Approach to The Selection of Significant Features in Solving Biomedical Problems of Binary Classification of Microarray Data
Boyko I.Y., Anisimov D.S., Smolyakova L.L., Ryazanov M.A.
Altay State University, Barnaul, Russian Federation
Abstract. In modern biomedical research aimed at finding methods for early diagnosis of cancer, microarrays containing certain biological information about patients are used. Based on these data, patients are assigned to one of two classes, corresponding to the presence and absence of some diagnosis. When solving this problem, one of the steps that have a decisive influence on the quality of classification is the significant features selection. This paper proposes a criterion for the selection of significant features, based on the ledge-coefficient of correlation. The ledge-coefficient was previously used to estimate the degree of interrelation of numerical and binary features. For two sets of microarray data, comparative examples of their binary classification are presented using three feature selection algorithms, three dimensionality reduction methods, six classification models. The use of the ledge-criterion for feature selection made it possible to obtain a classification quality comparable to the results of using common methods of feature selection, such as t-test and U-test.
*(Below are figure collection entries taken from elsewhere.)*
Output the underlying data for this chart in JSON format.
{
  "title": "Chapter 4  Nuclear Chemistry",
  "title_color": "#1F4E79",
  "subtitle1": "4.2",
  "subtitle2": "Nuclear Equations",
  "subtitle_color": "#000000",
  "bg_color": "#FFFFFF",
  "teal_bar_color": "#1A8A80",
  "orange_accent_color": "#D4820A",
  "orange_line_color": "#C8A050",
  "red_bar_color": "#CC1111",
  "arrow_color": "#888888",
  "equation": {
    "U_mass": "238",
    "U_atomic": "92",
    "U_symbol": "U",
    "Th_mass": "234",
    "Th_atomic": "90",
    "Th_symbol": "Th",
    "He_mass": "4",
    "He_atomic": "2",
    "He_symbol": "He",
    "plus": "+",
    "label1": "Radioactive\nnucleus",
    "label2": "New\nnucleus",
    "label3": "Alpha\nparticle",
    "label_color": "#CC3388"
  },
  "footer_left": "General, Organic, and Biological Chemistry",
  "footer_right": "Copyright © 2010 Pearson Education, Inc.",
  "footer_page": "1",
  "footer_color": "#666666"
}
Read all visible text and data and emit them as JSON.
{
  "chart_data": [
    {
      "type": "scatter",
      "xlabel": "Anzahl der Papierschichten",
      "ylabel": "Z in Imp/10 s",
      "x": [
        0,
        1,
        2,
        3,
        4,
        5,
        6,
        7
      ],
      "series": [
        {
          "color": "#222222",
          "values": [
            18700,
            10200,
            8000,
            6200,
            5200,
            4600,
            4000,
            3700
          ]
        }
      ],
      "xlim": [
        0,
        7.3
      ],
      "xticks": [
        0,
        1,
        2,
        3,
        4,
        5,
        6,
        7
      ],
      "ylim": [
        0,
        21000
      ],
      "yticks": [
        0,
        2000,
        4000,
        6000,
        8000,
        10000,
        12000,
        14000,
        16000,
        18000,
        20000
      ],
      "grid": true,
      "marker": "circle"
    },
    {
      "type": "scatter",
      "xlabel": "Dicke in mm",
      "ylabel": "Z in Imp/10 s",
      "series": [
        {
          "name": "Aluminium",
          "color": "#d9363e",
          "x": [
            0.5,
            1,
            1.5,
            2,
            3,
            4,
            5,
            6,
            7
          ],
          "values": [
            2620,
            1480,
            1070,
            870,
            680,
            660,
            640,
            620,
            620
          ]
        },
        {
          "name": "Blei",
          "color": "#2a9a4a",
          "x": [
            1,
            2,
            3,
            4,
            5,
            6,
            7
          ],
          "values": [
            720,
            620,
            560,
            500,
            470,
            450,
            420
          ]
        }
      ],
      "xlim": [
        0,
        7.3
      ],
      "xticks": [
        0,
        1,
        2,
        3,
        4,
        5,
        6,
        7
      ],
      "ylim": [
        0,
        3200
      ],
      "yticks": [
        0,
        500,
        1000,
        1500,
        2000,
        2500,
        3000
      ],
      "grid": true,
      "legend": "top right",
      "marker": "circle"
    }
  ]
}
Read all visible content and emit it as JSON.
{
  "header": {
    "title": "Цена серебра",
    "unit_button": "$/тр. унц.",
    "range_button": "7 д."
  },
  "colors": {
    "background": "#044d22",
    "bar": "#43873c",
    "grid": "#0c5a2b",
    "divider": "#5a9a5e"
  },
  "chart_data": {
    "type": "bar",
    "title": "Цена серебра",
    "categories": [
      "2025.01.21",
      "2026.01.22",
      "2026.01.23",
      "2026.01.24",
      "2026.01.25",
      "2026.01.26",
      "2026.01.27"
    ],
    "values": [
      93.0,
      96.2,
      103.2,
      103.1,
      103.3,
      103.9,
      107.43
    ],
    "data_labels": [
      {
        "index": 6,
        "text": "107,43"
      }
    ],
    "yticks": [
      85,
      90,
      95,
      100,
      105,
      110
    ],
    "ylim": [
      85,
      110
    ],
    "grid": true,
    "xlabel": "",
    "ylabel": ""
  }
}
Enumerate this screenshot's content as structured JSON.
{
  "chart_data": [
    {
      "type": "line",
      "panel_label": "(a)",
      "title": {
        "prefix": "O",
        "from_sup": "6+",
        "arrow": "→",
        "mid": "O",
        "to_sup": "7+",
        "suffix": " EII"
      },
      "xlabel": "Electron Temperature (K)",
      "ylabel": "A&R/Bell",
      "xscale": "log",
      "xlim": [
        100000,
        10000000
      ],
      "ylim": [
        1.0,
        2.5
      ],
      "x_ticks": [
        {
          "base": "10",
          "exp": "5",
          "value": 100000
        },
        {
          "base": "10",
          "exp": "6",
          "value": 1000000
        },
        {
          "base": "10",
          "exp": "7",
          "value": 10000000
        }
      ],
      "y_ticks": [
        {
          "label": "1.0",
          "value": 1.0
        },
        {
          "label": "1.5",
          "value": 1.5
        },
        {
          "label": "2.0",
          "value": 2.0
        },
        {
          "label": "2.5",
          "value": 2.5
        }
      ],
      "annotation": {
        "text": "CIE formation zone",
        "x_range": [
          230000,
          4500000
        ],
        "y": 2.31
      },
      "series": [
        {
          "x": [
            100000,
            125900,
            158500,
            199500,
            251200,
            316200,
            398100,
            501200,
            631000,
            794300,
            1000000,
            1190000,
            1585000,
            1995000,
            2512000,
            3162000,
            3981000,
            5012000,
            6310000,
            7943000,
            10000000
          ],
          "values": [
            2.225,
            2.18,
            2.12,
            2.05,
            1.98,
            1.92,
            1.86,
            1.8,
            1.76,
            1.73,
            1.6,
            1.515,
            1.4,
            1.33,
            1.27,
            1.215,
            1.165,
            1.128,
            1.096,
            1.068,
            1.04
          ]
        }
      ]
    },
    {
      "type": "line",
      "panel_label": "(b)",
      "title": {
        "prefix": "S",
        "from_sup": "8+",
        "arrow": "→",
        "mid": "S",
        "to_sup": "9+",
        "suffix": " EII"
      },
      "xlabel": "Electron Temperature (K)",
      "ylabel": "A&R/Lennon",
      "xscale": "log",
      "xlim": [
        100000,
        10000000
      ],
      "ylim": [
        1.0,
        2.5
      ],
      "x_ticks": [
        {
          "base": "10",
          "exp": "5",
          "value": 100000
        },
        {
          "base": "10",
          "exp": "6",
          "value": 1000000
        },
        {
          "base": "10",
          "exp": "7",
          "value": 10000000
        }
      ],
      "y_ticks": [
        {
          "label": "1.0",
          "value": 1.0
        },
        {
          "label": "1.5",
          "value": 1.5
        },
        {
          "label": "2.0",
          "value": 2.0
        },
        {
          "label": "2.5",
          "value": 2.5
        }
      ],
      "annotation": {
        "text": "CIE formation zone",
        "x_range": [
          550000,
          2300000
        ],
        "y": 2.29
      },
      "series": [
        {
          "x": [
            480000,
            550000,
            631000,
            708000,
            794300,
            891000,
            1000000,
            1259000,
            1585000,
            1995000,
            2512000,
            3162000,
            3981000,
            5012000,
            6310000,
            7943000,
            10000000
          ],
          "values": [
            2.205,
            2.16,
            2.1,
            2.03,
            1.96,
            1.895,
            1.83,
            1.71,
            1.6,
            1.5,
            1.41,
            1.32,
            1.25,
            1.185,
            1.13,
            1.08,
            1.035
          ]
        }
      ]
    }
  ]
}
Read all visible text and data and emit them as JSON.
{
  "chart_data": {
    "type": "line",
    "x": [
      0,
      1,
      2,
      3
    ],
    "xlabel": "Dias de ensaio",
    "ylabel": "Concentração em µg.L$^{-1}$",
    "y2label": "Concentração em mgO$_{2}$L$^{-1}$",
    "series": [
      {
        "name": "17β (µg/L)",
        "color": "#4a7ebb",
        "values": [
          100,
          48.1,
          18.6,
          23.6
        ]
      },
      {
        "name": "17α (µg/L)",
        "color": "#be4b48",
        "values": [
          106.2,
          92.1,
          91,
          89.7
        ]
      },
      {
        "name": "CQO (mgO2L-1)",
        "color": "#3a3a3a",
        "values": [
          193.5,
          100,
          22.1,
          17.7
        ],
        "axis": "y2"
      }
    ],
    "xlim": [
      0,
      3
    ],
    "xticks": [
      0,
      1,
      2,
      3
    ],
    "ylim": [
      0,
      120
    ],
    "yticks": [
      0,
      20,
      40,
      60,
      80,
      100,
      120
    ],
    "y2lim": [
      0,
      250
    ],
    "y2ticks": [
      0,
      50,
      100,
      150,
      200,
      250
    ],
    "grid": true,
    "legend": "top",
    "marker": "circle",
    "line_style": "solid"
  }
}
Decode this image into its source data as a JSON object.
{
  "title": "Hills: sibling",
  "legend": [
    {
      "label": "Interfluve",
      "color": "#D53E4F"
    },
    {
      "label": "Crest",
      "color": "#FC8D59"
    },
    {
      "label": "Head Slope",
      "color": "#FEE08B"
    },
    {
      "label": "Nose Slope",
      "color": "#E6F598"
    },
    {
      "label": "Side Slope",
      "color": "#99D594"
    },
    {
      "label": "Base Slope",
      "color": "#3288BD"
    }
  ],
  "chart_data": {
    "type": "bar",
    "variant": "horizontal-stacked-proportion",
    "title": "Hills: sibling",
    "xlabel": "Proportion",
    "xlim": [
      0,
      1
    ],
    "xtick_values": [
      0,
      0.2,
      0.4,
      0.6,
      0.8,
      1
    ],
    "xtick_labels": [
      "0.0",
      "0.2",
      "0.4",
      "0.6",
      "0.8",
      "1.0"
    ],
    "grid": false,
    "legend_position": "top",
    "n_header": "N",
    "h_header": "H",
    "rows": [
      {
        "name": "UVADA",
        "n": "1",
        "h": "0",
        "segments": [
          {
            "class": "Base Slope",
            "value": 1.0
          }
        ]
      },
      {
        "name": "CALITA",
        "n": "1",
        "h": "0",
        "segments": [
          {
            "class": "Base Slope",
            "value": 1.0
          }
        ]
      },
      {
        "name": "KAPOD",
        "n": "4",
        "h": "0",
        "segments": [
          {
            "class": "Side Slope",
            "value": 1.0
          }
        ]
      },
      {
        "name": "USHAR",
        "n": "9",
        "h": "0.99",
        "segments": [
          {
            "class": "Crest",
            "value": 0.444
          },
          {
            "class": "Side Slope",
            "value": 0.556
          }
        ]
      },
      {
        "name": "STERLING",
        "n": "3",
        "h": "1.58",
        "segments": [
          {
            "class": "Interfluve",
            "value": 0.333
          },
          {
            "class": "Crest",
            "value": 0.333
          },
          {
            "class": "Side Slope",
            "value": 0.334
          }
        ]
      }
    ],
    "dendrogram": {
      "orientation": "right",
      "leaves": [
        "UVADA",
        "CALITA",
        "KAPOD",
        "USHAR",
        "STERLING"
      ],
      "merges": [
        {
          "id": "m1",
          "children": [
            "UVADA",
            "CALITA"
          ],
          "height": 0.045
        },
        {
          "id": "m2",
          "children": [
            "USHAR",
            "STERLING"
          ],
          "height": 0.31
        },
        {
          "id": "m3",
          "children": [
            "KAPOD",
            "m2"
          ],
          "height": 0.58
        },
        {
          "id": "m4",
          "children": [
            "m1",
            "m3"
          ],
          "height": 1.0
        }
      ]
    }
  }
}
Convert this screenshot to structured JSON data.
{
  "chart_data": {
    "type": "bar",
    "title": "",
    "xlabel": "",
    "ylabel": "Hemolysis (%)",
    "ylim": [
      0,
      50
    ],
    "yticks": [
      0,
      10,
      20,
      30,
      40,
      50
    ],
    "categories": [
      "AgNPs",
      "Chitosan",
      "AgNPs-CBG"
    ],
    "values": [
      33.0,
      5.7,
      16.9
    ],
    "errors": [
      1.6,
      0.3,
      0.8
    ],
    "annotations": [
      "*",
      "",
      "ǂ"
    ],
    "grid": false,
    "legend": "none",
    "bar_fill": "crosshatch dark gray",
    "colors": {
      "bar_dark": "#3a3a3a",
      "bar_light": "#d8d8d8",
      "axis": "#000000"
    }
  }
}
For the data set of the peptide microarrays considered in the paper, the effectiveness of applying the projection method to latent structures had previously been identified. The use of this method in combination with the significant features’ selection using the ledge-criterion made it possible to obtain a higher classification quality measure.
Key words: feature selection, ledge-coefficient, binary classification, microarrays, ROC-curve, projection to latent structures.